The Reuters reported that the mission led by a delegation that consisted of about 100 government and Business officials was a move by Moscow to strengthen ties with Iraq. Russia is potentially aiming to wipe off US influence from one of the most critical regions of the world.

According to Iraqi Foreign Minister Ibrahim al-Jaafari, the conversation involved providing military assistance to defeat the Islamic State that usurped a third of Iraq in 2014.

We need international support from multiple sources, be it from within the international coalition or outside of it,” the Reuters quoted him as saying.

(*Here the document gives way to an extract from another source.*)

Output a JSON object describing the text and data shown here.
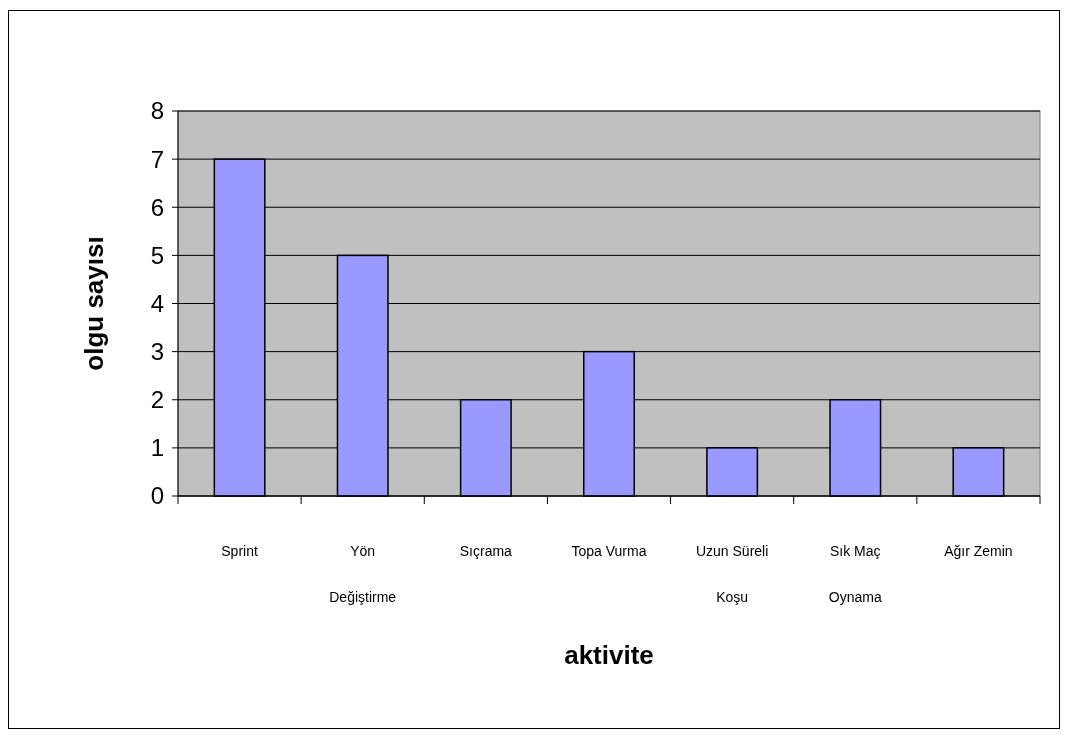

Al-Jaafari referred to the US-led coalition that has provided military advice to Iraq and led thousands or airstrikes against the ISIS.

“We need support, training and intelligence-sharing,” he told reporters. “Intelligence plays an important role in the war on Daesh, and we’ve been coordinating for a while now with the Russian side to place this information in the hands of Iraqis,” he added.

Russia also opened a command centre in Baghdad, to share intelligence with Iraq, Iran and Syria to combat the Islamic State. Rogozin said he is hoping that military assistance would enable Iraq to take back the northern city of Mosul along with other areas which are currently under the control of the Islamic States.

He also said that Russia will not use its air group in Syria to expand operations in Iraq.

“All Russian officials concerned have been saying this all along. We act exclusively at the invitation of the Syrian leadership and within Syrian airspace,” Russian News agency TASS quoted him as saying.  “There can be no speculations about a wider geographic scope of our actions because for that the corresponding requests from other governments would be required.”